The committee made a compelling case that Trump was not a deluded actor who haphazardly encouraged an unpredictable mob to march up to the U.S. Capitol, where things got out of hand. Instead, the evidence shows he deliberately spread disinformation and summoned an armed and partially organized militia to try to seize control of the government. The case was made so thoroughly that the committee’s four criminal referrals against Trump only seem prudent.
Much of the GOP was cheering Trump and his movement on — and actively participated in trying to help him pull off a coup.
But the committee’s success in nailing Trump’s role was also accompanied by a failure, or at least a missed opportunity.
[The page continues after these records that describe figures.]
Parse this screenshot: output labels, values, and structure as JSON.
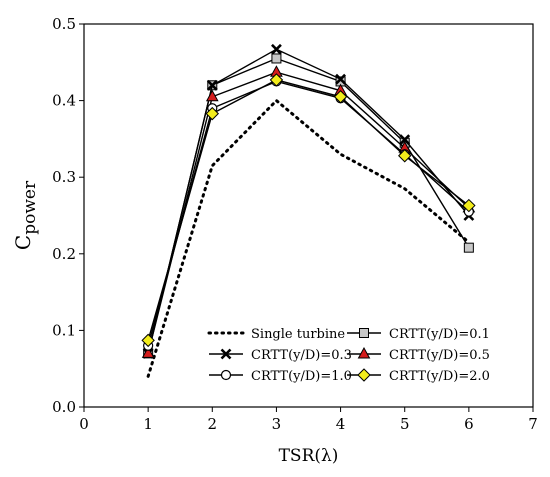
{
  "chart_data": {
    "type": "line",
    "xlabel": "TSR(λ)",
    "ylabel_main": "C",
    "ylabel_sub": "power",
    "xlim": [
      0,
      7
    ],
    "ylim": [
      0.0,
      0.5
    ],
    "xticks": [
      "0",
      "1",
      "2",
      "3",
      "4",
      "5",
      "6",
      "7"
    ],
    "yticks": [
      "0.0",
      "0.1",
      "0.2",
      "0.3",
      "0.4",
      "0.5"
    ],
    "grid": false,
    "legend_position": "bottom-right",
    "x": [
      1,
      2,
      3,
      4,
      5,
      6
    ],
    "series": [
      {
        "name": "Single turbine",
        "values": [
          0.04,
          0.315,
          0.4,
          0.33,
          0.285,
          0.215
        ],
        "style": "dotted",
        "marker": "none",
        "color": "#000000",
        "fill": "none"
      },
      {
        "name": "CRTT(y/D)=0.1",
        "values": [
          0.07,
          0.42,
          0.455,
          0.425,
          0.345,
          0.208
        ],
        "style": "solid",
        "marker": "square",
        "color": "#000000",
        "fill": "#c8c8c8"
      },
      {
        "name": "CRTT(y/D)=0.3",
        "values": [
          0.07,
          0.42,
          0.467,
          0.428,
          0.349,
          0.25
        ],
        "style": "solid",
        "marker": "x",
        "color": "#000000",
        "fill": "none"
      },
      {
        "name": "CRTT(y/D)=0.5",
        "values": [
          0.07,
          0.405,
          0.437,
          0.413,
          0.338,
          0.26
        ],
        "style": "solid",
        "marker": "triangle",
        "color": "#000000",
        "fill": "#d41c1c"
      },
      {
        "name": "CRTT(y/D)=1.0",
        "values": [
          0.08,
          0.39,
          0.425,
          0.403,
          0.33,
          0.255
        ],
        "style": "solid",
        "marker": "circle",
        "color": "#000000",
        "fill": "#ffffff"
      },
      {
        "name": "CRTT(y/D)=2.0",
        "values": [
          0.087,
          0.383,
          0.427,
          0.405,
          0.328,
          0.263
        ],
        "style": "solid",
        "marker": "diamond",
        "color": "#000000",
        "fill": "#f2ec1c"
      }
    ]
  }
}
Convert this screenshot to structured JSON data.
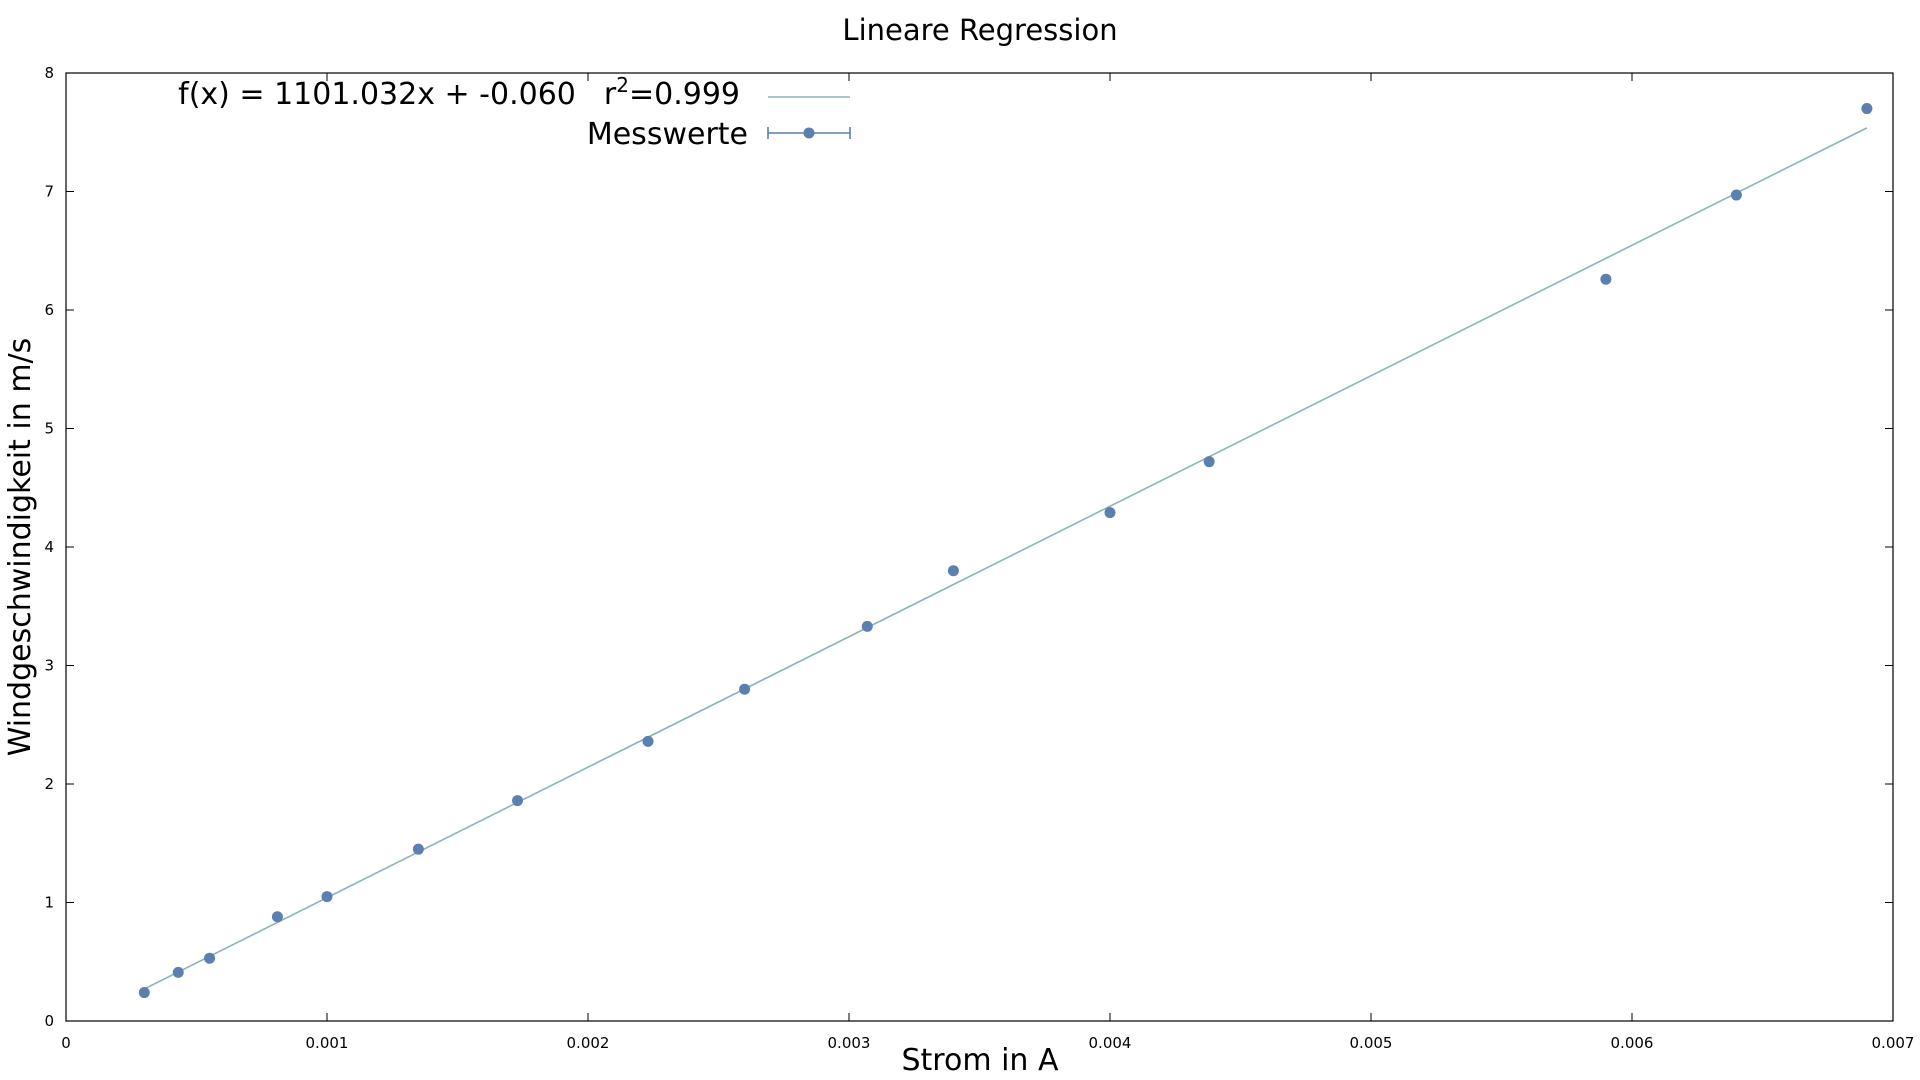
{
  "chart_data": {
    "type": "scatter",
    "title": "Lineare Regression",
    "xlabel": "Strom in  A",
    "ylabel": "Windgeschwindigkeit in m/s",
    "xlim": [
      0,
      0.007
    ],
    "ylim": [
      0,
      8
    ],
    "x_ticks": [
      "0",
      "0.001",
      "0.002",
      "0.003",
      "0.004",
      "0.005",
      "0.006",
      "0.007"
    ],
    "y_ticks": [
      "0",
      "1",
      "2",
      "3",
      "4",
      "5",
      "6",
      "7",
      "8"
    ],
    "grid": false,
    "legend_position": "top-left",
    "series": [
      {
        "name": "Messwerte",
        "type": "scatter",
        "color": "#5b7faf",
        "x": [
          0.0003,
          0.00043,
          0.00055,
          0.00081,
          0.001,
          0.00135,
          0.00173,
          0.00223,
          0.0026,
          0.00307,
          0.0034,
          0.004,
          0.00438,
          0.0059,
          0.0064,
          0.0069
        ],
        "y": [
          0.24,
          0.41,
          0.53,
          0.88,
          1.05,
          1.45,
          1.86,
          2.36,
          2.8,
          3.33,
          3.8,
          4.29,
          4.72,
          6.26,
          6.97,
          7.7
        ]
      },
      {
        "name_parts": {
          "fx": "f(x) = 1101.032x + -0.060",
          "r_base": "r",
          "r_sup": "2",
          "r_value": "=0.999"
        },
        "type": "line",
        "color": "#8bb2bb",
        "slope": 1101.032,
        "intercept": -0.06,
        "x_range": [
          0.0003,
          0.0069
        ]
      }
    ]
  }
}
The House committee was right to focus on Trump’s role as the kingpin on Jan. 6, and was also right to make criminal referrals against a handful of his top henchmen, like his final chief of staff Mark Meadows and his lawyer John Eastman. But Trump and a few of his most loyal friends weren’t the only people trying to ensure he stayed in power. Much of the GOP was cheering Trump and his movement on — and actively participated in trying to help him pull off a coup.
The laser focus on Trump obscured the complicity of the GOP party establishment in the event. That in turn will narrow the public’s historical understanding of the radical nature of today’s Republican Party as a whole. It could also weaken the kind of vigilance needed to guard against other right-wing authoritarian politicians in the future.
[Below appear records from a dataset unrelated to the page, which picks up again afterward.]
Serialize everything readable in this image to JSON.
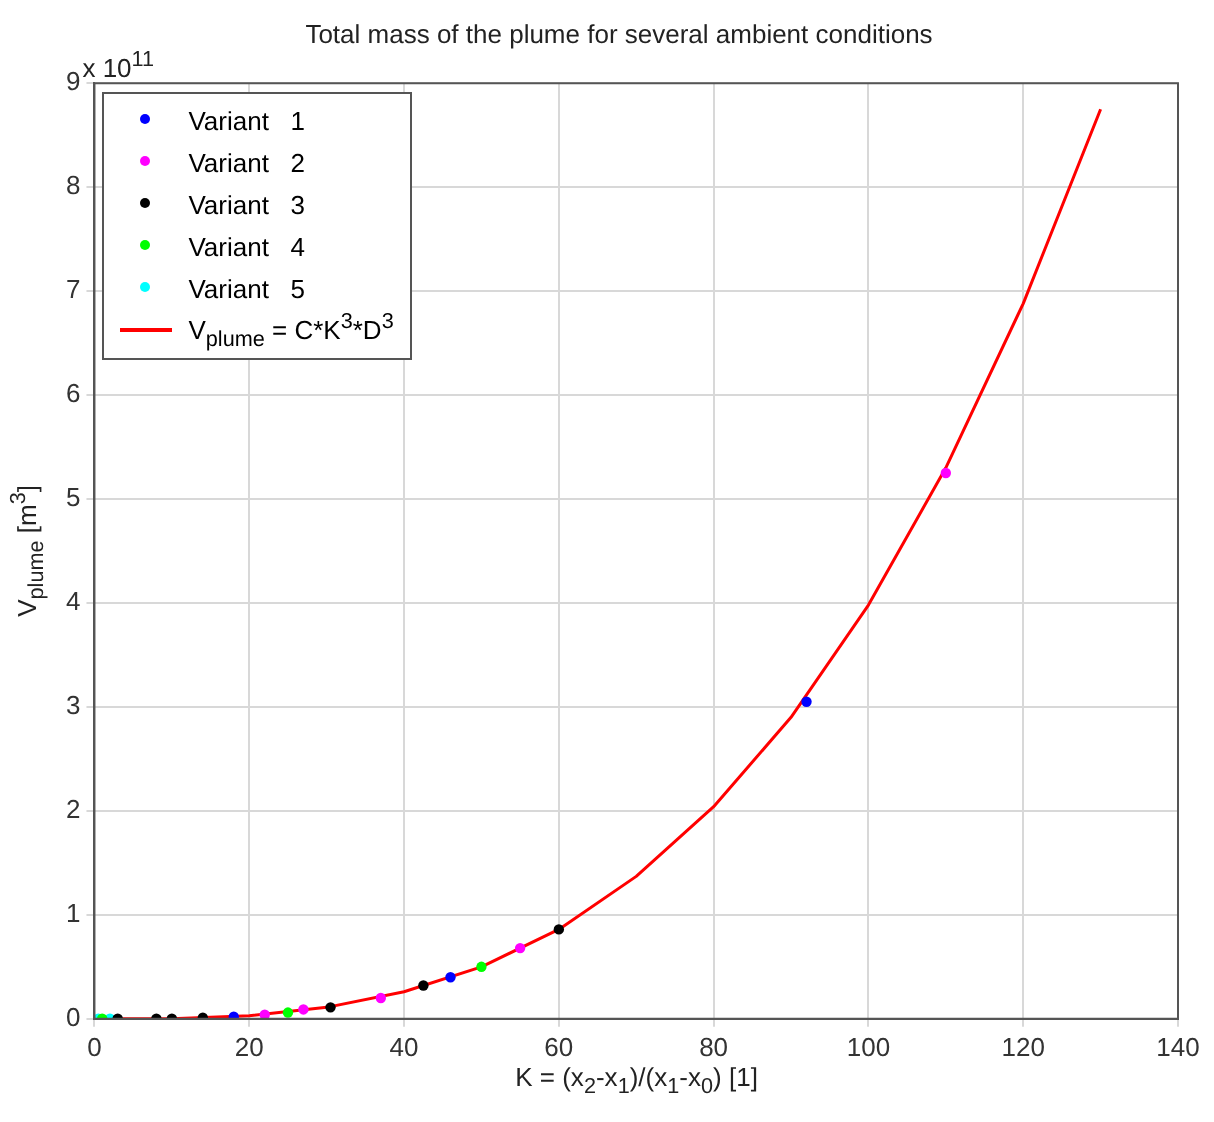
{
  "chart_data": {
    "type": "scatter",
    "title": "Total mass of the plume for several ambient conditions",
    "xlabel": "K = (x$_{2}$-x$_{1}$)/(x$_{1}$-x$_{0}$) [1]",
    "ylabel": "V$_{plume}$ [m$^{3}$]",
    "annotations": [
      "x 10$^{11}$"
    ],
    "xlim": [
      0,
      140
    ],
    "xticks": [
      0,
      20,
      40,
      60,
      80,
      100,
      120,
      140
    ],
    "ylim": [
      0,
      9
    ],
    "yticks": [
      0,
      1,
      2,
      3,
      4,
      5,
      6,
      7,
      8,
      9
    ],
    "grid": true,
    "legend": "top left",
    "marker": "circle",
    "series": [
      {
        "name": "Variant   1",
        "color": "#0000ff",
        "x": [
          18,
          46,
          92
        ],
        "values": [
          0.02,
          0.4,
          3.05
        ]
      },
      {
        "name": "Variant   2",
        "color": "#ff00ff",
        "x": [
          22,
          27,
          37,
          55,
          110
        ],
        "values": [
          0.04,
          0.09,
          0.2,
          0.68,
          5.25
        ]
      },
      {
        "name": "Variant   3",
        "color": "#000000",
        "x": [
          3,
          8,
          10,
          14,
          30.5,
          42.5,
          60
        ],
        "values": [
          0,
          0,
          0,
          0.01,
          0.11,
          0.32,
          0.86
        ]
      },
      {
        "name": "Variant   4",
        "color": "#00ff00",
        "x": [
          1,
          25,
          50
        ],
        "values": [
          0,
          0.06,
          0.5
        ]
      },
      {
        "name": "Variant   5",
        "color": "#00ffff",
        "x": [
          0.5,
          2
        ],
        "values": [
          0,
          0
        ]
      },
      {
        "name": "V$_{plume}$ = C*K$^{3}$*D$^{3}$",
        "type": "line",
        "color": "#ff0000",
        "marker": "none",
        "line_style": "solid",
        "x": [
          0,
          10,
          20,
          30,
          40,
          50,
          60,
          70,
          80,
          90,
          100,
          110,
          120,
          130
        ],
        "values": [
          0,
          0,
          0.03,
          0.11,
          0.26,
          0.5,
          0.86,
          1.37,
          2.04,
          2.9,
          3.98,
          5.3,
          6.88,
          8.75
        ]
      }
    ]
  }
}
We know Trump’s inner circle was exchanging messages with and working closely with dozens of members of Congress in the run-up to and in the immediate aftermath of Jan. 6. These messages show that many Republicans actively encouraged Trump to take steps to stay in power despite the absence of credible evidence of fraud. They show that Republican lawmakers were coordinating and organizing to help him craft legal strategy to advance a case against a nonexistent problem. They show that they were coordinating with him on whipping up a mob furious over false claims of fraud on Jan. 6. Ultimately they illustrate that the party had an appetite for trying to thwart a lawful transfer of power even before the events of Jan. 6 gave them an incentive to downplay the insurrection out of political expediency.
Trump wasn’t dealing with obscure lawmakers in the Republican caucus. We know Sen. Ted Cruz of Texas, one of the most powerful Republicans in America, was working directly with Trump to make the case against lawfully transferring power to Democrats. We know that Sen. Josh Hawley of Missouri was pumping his fist to encourage a riled up, militant band of protesters before they stormed the Capitol. We know Rep. Jim Jordan of Ohio spoke with Trump the morning of Jan. 6, and then objected to certifying the election results — along with over a hundred of his colleagues in the House and a handful of Republican senators.